Just like Noah’s flood, the Israelites in the wilderness didn’t all experience God’s promise. God made a promise to the Israelites to give them the land of Canaan on Mt Sinai and make them a beacon of light to all nations, but only a portion of them actually inherited that promise. Many of them died in the wilderness because of their sin and only the children of those that made it to the Jordan River actually got to go into Canaan (Joshua and Caleb were the exceptions). Also, only 1/3rd of Judea was exiled when Babylon conquered them in the second siege, and the other 2/3rds of them were killed, which was a fulfillment of Ezekiel’s prophecy (Ez 5:1-13).

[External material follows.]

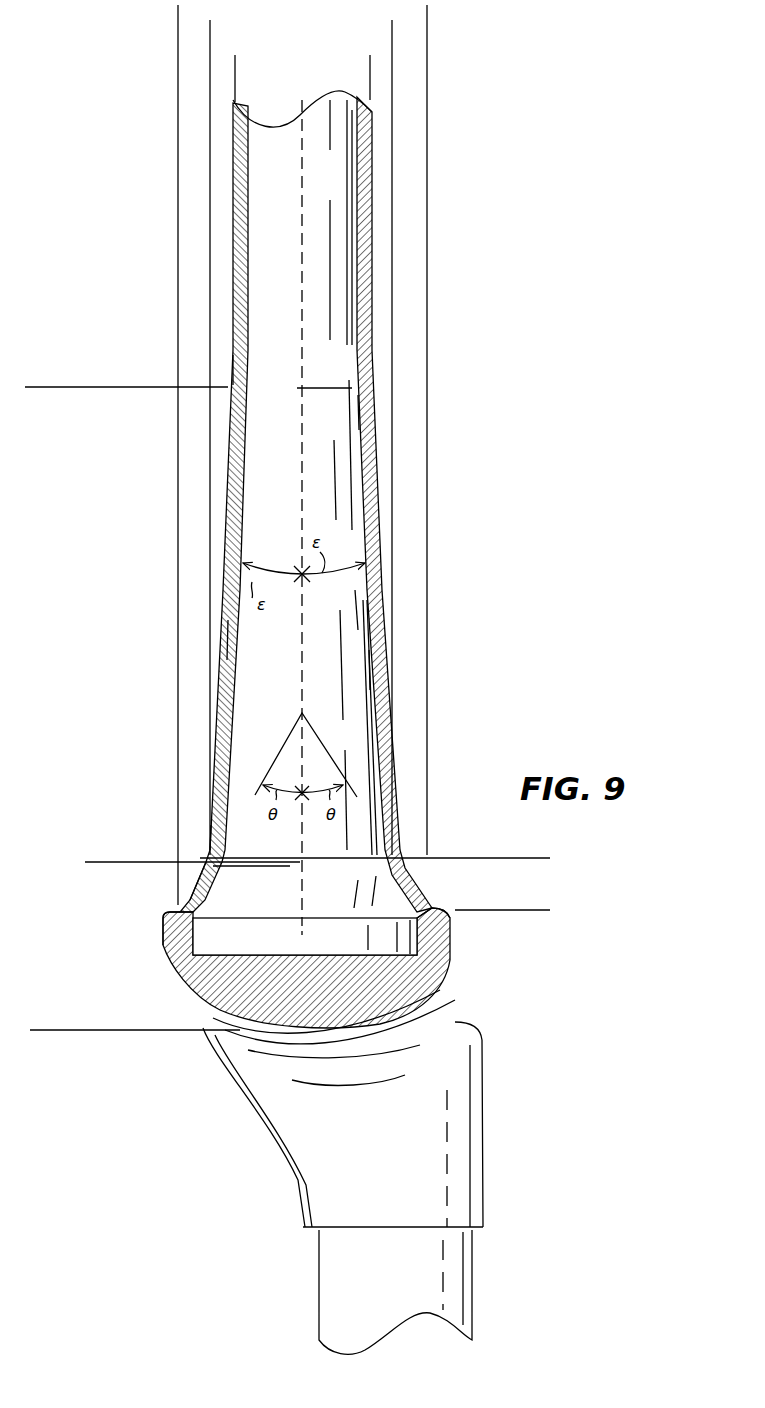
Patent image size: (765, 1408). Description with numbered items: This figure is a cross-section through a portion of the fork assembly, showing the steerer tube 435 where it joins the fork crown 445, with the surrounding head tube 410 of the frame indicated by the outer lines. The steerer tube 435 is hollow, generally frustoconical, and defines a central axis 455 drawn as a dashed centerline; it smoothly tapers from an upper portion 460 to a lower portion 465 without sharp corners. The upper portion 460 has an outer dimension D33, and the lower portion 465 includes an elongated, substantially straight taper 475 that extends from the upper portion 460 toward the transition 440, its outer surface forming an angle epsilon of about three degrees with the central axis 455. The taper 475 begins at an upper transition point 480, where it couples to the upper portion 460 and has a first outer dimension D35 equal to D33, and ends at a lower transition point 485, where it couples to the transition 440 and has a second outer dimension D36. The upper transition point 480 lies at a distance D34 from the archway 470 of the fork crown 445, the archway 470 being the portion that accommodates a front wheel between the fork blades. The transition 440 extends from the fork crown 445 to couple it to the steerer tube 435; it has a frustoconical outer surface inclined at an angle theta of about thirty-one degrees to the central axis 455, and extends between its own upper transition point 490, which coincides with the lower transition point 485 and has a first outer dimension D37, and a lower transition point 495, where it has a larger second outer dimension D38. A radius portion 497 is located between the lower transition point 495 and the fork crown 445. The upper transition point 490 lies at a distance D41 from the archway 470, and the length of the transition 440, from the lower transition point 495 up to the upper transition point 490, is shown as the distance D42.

God never promised to save every single person on earth, only those who belong to him (John 10:1-16), and keep his commandments (John 14:15, 1 John 5:1-3). He makes it clear in John 3:16-21, that those who don’t believe in him will be condemned because they love the darkness more than the light. Since sin is in the word and the wages of sin is death, he has a promise of salvation to fulfill from Gen 3:15. Death is good and bad. It sucks because God didn’t initially create things to die, but it’s necessary to keep sin from going on forever. That is why God kicked Adam and Eve out of the garden to prevent them from getting eternal life and sinning forever (Gen 3:22-24).

Death and all the things that cause it are permitted because sin needs to be destroyed. However because he doesn’t want to destroy his righteous people, he shows mercy whenever he can so people can repent, for as long as he is willing. In addition, Isa 57:1-2 makes an interesting point, it says that the righteous who die early are being spared the suffering of a major judgment.